Polish gov't adopts bill to demote communist-era army officers
PR dla Zagranicy
The Polish government on Thursday adopted a bill that could see top communist-era military officers posthumously stripped of their rank.
Wojciech Jaruzelski pictured in 2006. Photo: Andrzej Barabasz (Chepry) (Own work) [GFDL (http://www.gnu.org/copyleft/fdl.html) or CC BY-SA 3.0 (https://creativecommons.org/licenses/by-sa/3.0)], via Wikimedia Commons
The bill was adopted on Cursed Soldiers’ Day, which commemorates repressed anti-communist activists.
Defence Minister Mariusz Błaszczak said the bill was “symbolic” and that it would “restore normalcy and justice”.
But the bill has been opposed by some soldiers’ and veterans’ organisations, which said it disrespected military ranks.

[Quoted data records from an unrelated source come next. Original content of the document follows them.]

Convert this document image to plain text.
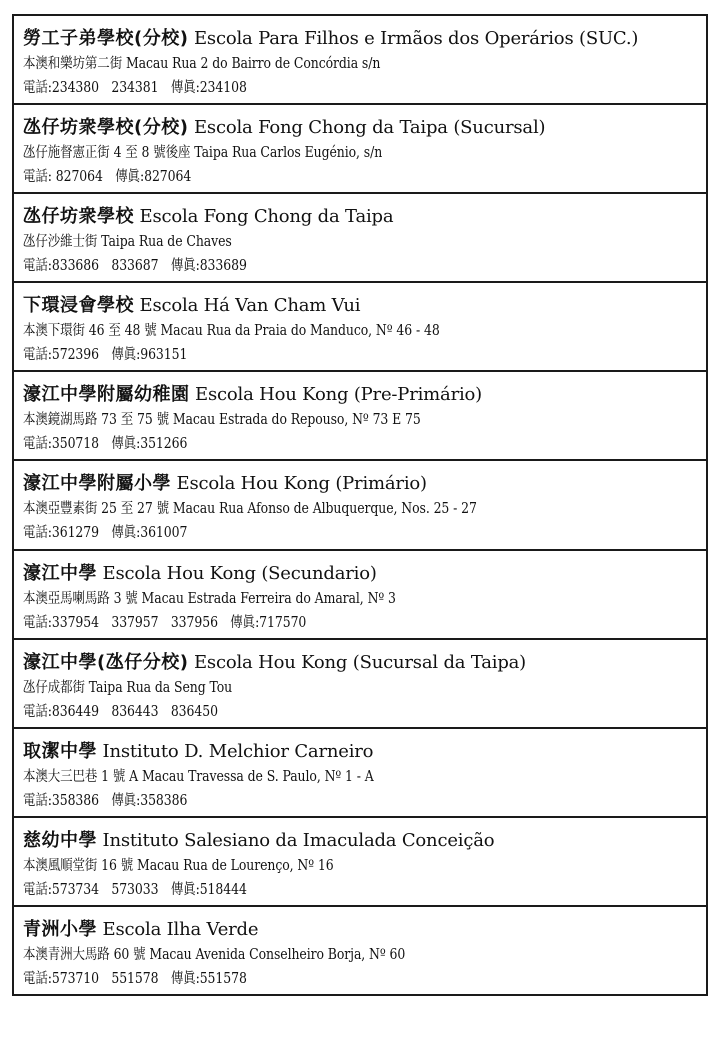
勞工子弟學校(分校) Escola Para Filhos e Irmãos dos Operários (SUC.)
本澳和樂坊第二街 Macau Rua 2 do Bairro de Concórdia s/n
電話:234380　234381　傳眞:234108
氹仔坊衆學校(分校) Escola Fong Chong da Taipa (Sucursal)
氹仔施督憲正街 4 至 8 號後座 Taipa Rua Carlos Eugénio, s/n
電話: 827064　傳眞:827064
氹仔坊衆學校 Escola Fong Chong da Taipa
氹仔沙維士街 Taipa Rua de Chaves
電話:833686　833687　傳眞:833689
下環浸會學校 Escola Há Van Cham Vui
本澳下環街 46 至 48 號 Macau Rua da Praia do Manduco, Nº 46 - 48
電話:572396　傳眞:963151
濠江中學附屬幼稚園 Escola Hou Kong (Pre-Primário)
本澳鏡湖馬路 73 至 75 號 Macau Estrada do Repouso, Nº 73 E 75
電話:350718　傳眞:351266
濠江中學附屬小學 Escola Hou Kong (Primário)
本澳亞豐素街 25 至 27 號 Macau Rua Afonso de Albuquerque, Nos. 25 - 27
電話:361279　傳眞:361007
濠江中學 Escola Hou Kong (Secundario)
本澳亞馬喇馬路 3 號 Macau Estrada Ferreira do Amaral, Nº 3
電話:337954　337957　337956　傳眞:717570
濠江中學(氹仔分校) Escola Hou Kong (Sucursal da Taipa)
氹仔成都街 Taipa Rua da Seng Tou
電話:836449　836443　836450
取潔中學 Instituto D. Melchior Carneiro
本澳大三巴巷 1 號 A Macau Travessa de S. Paulo, Nº 1 - A
電話:358386　傳眞:358386
慈幼中學 Instituto Salesiano da Imaculada Conceição
本澳風順堂街 16 號 Macau Rua de Lourenço, Nº 16
電話:573734　573033　傳眞:518444
青洲小學 Escola Ilha Verde
本澳青洲大馬路 60 號 Macau Avenida Conselheiro Borja, Nº 60
電話:573710　551578　傳眞:551578
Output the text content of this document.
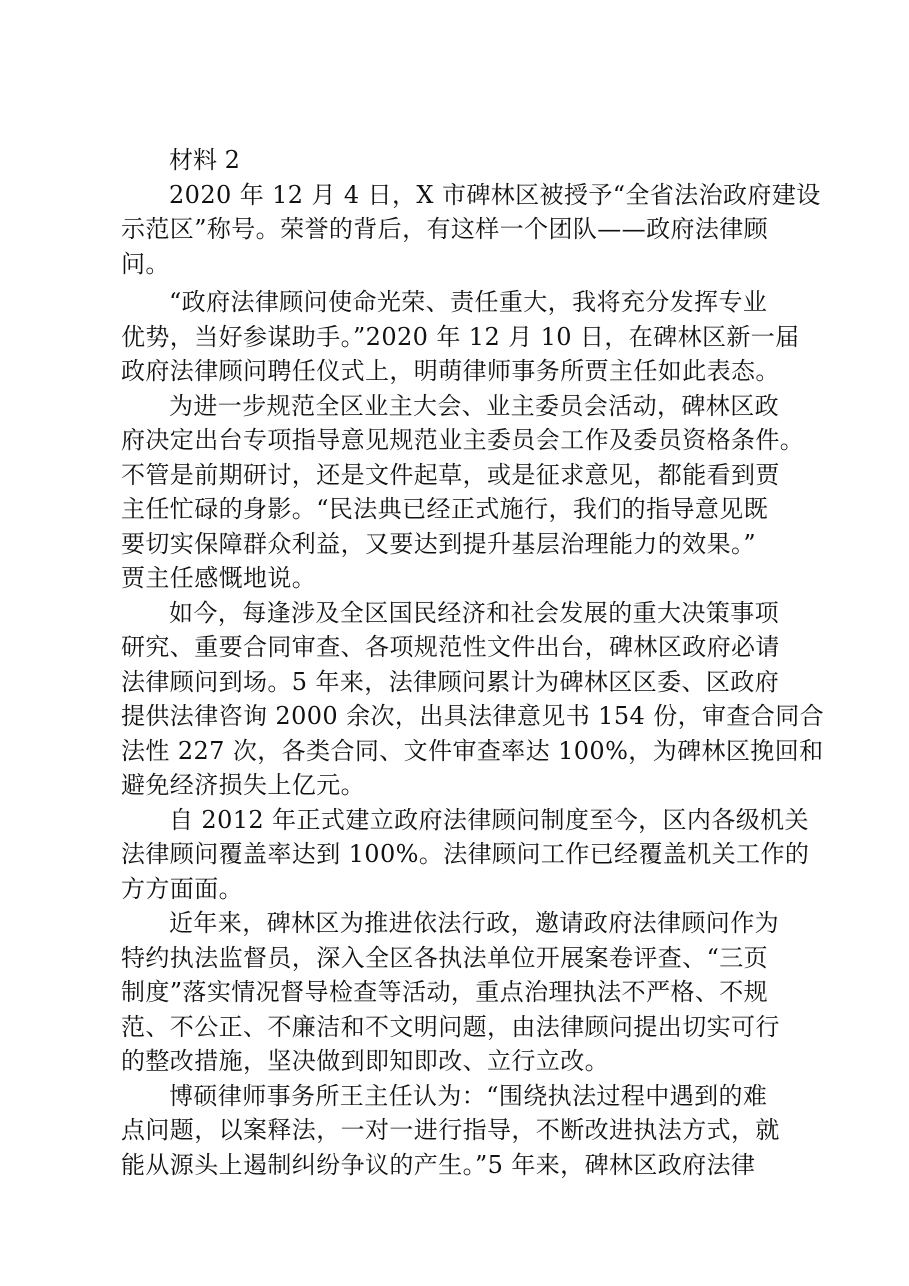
材料 2
2020 年 12 月 4 日，X 市碑林区被授予“全省法治政府建设
示范区”称号。荣誉的背后，有这样一个团队——政府法律顾
问。
“政府法律顾问使命光荣、责任重大，我将充分发挥专业
优势，当好参谋助手。”2020 年 12 月 10 日，在碑林区新一届
政府法律顾问聘任仪式上，明萌律师事务所贾主任如此表态。
为进一步规范全区业主大会、业主委员会活动，碑林区政
府决定出台专项指导意见规范业主委员会工作及委员资格条件。
不管是前期研讨，还是文件起草，或是征求意见，都能看到贾
主任忙碌的身影。“民法典已经正式施行，我们的指导意见既
要切实保障群众利益，又要达到提升基层治理能力的效果。”
贾主任感慨地说。
如今，每逢涉及全区国民经济和社会发展的重大决策事项
研究、重要合同审查、各项规范性文件出台，碑林区政府必请
法律顾问到场。5 年来，法律顾问累计为碑林区区委、区政府
提供法律咨询 2000 余次，出具法律意见书 154 份，审查合同合
法性 227 次，各类合同、文件审查率达 100%，为碑林区挽回和
避免经济损失上亿元。
自 2012 年正式建立政府法律顾问制度至今，区内各级机关
法律顾问覆盖率达到 100%。法律顾问工作已经覆盖机关工作的
方方面面。
近年来，碑林区为推进依法行政，邀请政府法律顾问作为
特约执法监督员，深入全区各执法单位开展案卷评查、“三页
制度”落实情况督导检查等活动，重点治理执法不严格、不规
范、不公正、不廉洁和不文明问题，由法律顾问提出切实可行
的整改措施，坚决做到即知即改、立行立改。
博硕律师事务所王主任认为：“围绕执法过程中遇到的难
点问题，以案释法，一对一进行指导，不断改进执法方式，就
能从源头上遏制纠纷争议的产生。”5 年来，碑林区政府法律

The bill specifically aims to strip former communist strongman Wojciech Jaruzelski and ex-Interior Minister Czesław Kiszczak and of their generals' stripes.
Jaruzelski was Poland’s last communist-era president and was instrumental in imposing martial law in 1981. He died in 2014.
Kiszczak also played a key role in imposing martial law and suppressing the Solidarity pro-democracy movement in Poland. He died in 2015.
A parliamentary report compiled at the start of the 1990s said over 90 people were killed during martial law, which was introduced on 13 December 1981 and lasted formally until 22 July 1983.